Sevgili Ali Sirmen, perşembe günkü “Milli Egemenlik, İlkelliğin Egemenliği” başlıklı yazısında, benim salı günü yazdığım, “İlkelliğin Saldırısı, İlkelliğin Egemenliği” yazımdan hareketle “Milli İrade” ve “Milli Egemenlik” kavramlarını sorguluyordu.

Yazısına “Değerli okurlarım,

Bu sütunda pek reklam yapıldığına tanık olduğunuzu sanmıyorum, ama bugün Cumhuriyet’e övgü ile başlayacağım. Çünkü gazeteden hâlâ keyif alıyorum” diye başlamıştı.

Bu konuda Ali Sirmen ile aynı duyguları paylaşıyorum…

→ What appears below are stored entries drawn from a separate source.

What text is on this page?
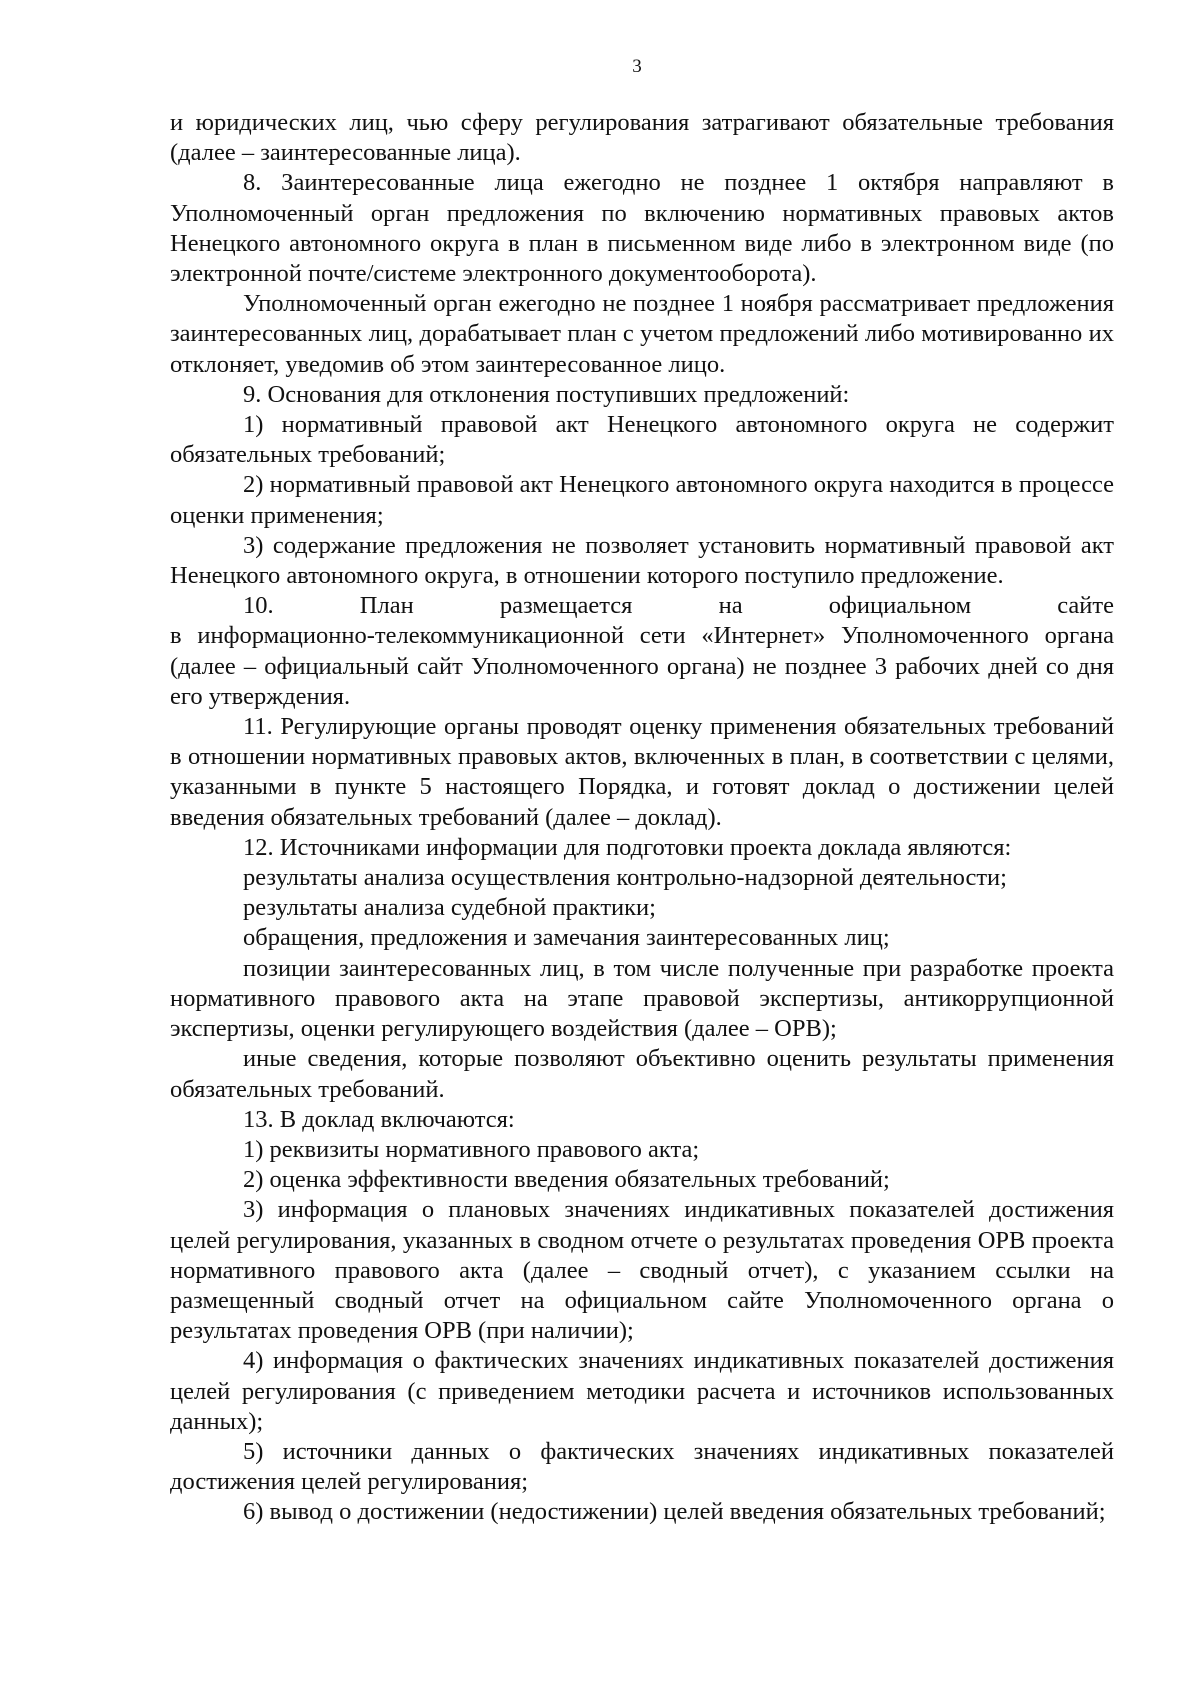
3

и юридических лиц, чью сферу регулирования затрагивают обязательные требования (далее – заинтересованные лица).

8. Заинтересованные лица ежегодно не позднее 1 октября направляют в Уполномоченный орган предложения по включению нормативных правовых актов Ненецкого автономного округа в план в письменном виде либо в электронном виде (по электронной почте/системе электронного документооборота).

Уполномоченный орган ежегодно не позднее 1 ноября рассматривает предложения заинтересованных лиц, дорабатывает план с учетом предложений либо мотивированно их отклоняет, уведомив об этом заинтересованное лицо.

9. Основания для отклонения поступивших предложений:

1) нормативный правовой акт Ненецкого автономного округа не содержит обязательных требований;

2) нормативный правовой акт Ненецкого автономного округа находится в процессе оценки применения;

3) содержание предложения не позволяет установить нормативный правовой акт Ненецкого автономного округа, в отношении которого поступило предложение.

10. План размещается на официальном сайте

в информационно-телекоммуникационной сети «Интернет» Уполномоченного органа (далее – официальный сайт Уполномоченного органа) не позднее 3 рабочих дней со дня его утверждения.

11. Регулирующие органы проводят оценку применения обязательных требований в отношении нормативных правовых актов, включенных в план, в соответствии с целями, указанными в пункте 5 настоящего Порядка, и готовят доклад о достижении целей введения обязательных требований (далее – доклад).

12. Источниками информации для подготовки проекта доклада являются:

результаты анализа осуществления контрольно-надзорной деятельности;

результаты анализа судебной практики;

обращения, предложения и замечания заинтересованных лиц;

позиции заинтересованных лиц, в том числе полученные при разработке проекта нормативного правового акта на этапе правовой экспертизы, антикоррупционной экспертизы, оценки регулирующего воздействия (далее – ОРВ);

иные сведения, которые позволяют объективно оценить результаты применения обязательных требований.

13. В доклад включаются:

1) реквизиты нормативного правового акта;

2) оценка эффективности введения обязательных требований;

3) информация о плановых значениях индикативных показателей достижения целей регулирования, указанных в сводном отчете о результатах проведения ОРВ проекта нормативного правового акта (далее – сводный отчет), с указанием ссылки на размещенный сводный отчет на официальном сайте Уполномоченного органа о результатах проведения ОРВ (при наличии);

4) информация о фактических значениях индикативных показателей достижения целей регулирования (с приведением методики расчета и источников использованных данных);

5) источники данных о фактических значениях индикативных показателей достижения целей регулирования;

6) вывод о достижении (недостижении) целей введения обязательных требований;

Ben de Cumhuriyet’i büyük bir keyifle okuyorum:

Büyük medyanın yer vermediği pek çok önemli haberi oradan öğreniyorum…

Yazar arkadaşlarımın görüşlerinden yararlanıyorum…

Hele hele dış dünya ile ilgili olarak gerek ana gazetedeki, gerekse eklerdeki yazılar, Cumhuriyet okurlarına başka hiçbir gazetede olmayan pek çok bilgi, görüş ve yorum sunuyor.

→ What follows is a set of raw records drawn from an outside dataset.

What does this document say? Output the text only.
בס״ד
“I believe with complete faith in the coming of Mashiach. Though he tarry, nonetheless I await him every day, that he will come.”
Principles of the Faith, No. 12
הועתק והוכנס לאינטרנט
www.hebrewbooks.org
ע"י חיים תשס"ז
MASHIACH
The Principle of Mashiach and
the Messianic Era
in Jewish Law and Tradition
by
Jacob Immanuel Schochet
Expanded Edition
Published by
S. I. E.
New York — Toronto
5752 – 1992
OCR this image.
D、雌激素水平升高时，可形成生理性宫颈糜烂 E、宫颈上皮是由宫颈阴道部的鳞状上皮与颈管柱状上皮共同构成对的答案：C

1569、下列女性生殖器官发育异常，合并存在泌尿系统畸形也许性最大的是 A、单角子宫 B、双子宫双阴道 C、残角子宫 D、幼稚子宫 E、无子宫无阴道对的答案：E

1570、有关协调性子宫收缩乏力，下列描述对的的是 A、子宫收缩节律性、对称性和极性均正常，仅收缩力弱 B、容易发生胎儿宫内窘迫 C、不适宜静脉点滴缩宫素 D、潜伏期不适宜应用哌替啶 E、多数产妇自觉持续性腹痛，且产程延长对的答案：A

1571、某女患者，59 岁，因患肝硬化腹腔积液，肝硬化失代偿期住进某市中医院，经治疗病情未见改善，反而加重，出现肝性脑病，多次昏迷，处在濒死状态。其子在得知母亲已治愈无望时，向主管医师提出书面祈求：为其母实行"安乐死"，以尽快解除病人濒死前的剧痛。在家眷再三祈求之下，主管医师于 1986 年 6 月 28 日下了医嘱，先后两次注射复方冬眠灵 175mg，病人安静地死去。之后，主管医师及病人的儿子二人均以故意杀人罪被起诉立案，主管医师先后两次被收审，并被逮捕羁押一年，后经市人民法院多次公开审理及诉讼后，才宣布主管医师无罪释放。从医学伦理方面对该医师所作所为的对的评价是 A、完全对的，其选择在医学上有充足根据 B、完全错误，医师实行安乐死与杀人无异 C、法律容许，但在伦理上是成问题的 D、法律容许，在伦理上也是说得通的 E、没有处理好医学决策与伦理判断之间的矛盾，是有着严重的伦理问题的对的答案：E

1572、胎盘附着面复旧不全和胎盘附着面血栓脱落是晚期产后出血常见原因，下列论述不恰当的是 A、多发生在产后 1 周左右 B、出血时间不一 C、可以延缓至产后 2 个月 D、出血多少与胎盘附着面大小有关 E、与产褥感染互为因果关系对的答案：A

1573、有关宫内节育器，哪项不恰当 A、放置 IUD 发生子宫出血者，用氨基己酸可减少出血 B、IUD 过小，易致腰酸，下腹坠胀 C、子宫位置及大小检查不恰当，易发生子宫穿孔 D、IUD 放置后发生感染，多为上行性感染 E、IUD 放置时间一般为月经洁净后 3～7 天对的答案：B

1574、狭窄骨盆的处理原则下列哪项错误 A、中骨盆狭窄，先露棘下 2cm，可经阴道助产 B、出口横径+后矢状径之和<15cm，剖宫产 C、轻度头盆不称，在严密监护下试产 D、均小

Son kitabım “ABD’nin Siyasal İslamla Dansı”nı yazarken bu gerçeği bir kez daha yaşadım...

Cumhuriyet’te çıkan haberler, yazılar, yorumlar, ABD’de basılan önemli raporlar kadar bana ışık tuttu.

***

“Milli İrade” kavramı ile ilgili olarak üç saptırma söz konusudur:

Birinci saptırma, sadece iktidarın aldığı oyların “Milli İrade” olarak nitelenmesidir:

Oysa her rejimde iktidar olur, ama sadece demokratik rejimlerde muhalefet vardır ve hiç kuşkusuz bu muhalefet de “Milli İradenin” bir parçasıdır.

Muhalefetin haklarını veya görüşlerini kapsamayan, yok sayan bir “Milli İrade” kavramından söz edilemez!

İkinci saptırma, yapılan seçimlerin veya referandumların niteliğiyle ilgilidir:

“Milli İrade” ancak, belli zaman aralıklarıyla tekrarlanan, her görüşün açıklanmasına ve temsiline eşit olanak tanıyan, şeffaf, adil seçimler sonunda bir anlam taşır.

Bu koşullara uymadan, ortaya bir sandık konularak yapılan seçim veya referandum sonuçları asla “Milli İrade” olarak nitelenemez!

Örneğin, yasa çıkarılarak karşı propagandanın yasaklandığı 12 Eylül 1982 Anayasası referandumu bu nedenle meşru değildir.

Üçüncü ve belki de en önemli saptırma, “Milli İradenin” sınırları konusunda görülür:

Kurallarına uygun olarak yapılan seçimler veya referandumlar bile, demokrasiyi ve insan haklarını ihlal eden kararlar alınmasını meşru kılamaz.

Nitekim, İkinci Dünya Savaşı’ndan sonra demokrasinin olmazsa olmaz kurumları arasına giren anayasa mahkemeleri, iktidarları bu sınırlar içinde tutmak için kurulmuştur.

***

Ali Sirmen, yazısında Hitler örneğini vererek “Milli İrade” kavramının sınırlarını (aslında “Milli İrade” kavramından biraz farklı olan “Milli Egemenlik” ile birlikte) sorguluyordu.

Ben ülkemizdeki örnekler açısından yine 1982 Anayasası örneğini anımsatmak istiyorum:

Demokrasiyi ve insan haklarını ihlal eden kararlar, halk tarafından ezici bir çoğunlukla kabul edilmiş olsa bile, “Milli İrade” kavramıyla meşrulaştırılamaz…

Her yaptıklarını “Milli İrade” kavramının arkasına sığınarak savunmaya çalışan bugünkü iktidar mensupları, yerden yere vurdukları 1982 Anayasası’nın yüzde 92 oyla kabul edildiğini unutmamalıdır!

***

Not: Türkiye’de büyük haksızlıklara uğrayan doktorların yarınki oda seçimlerine katılarak kendi mesleklerine ve sorunlarına sahip çıkacaklarına inanıyorum.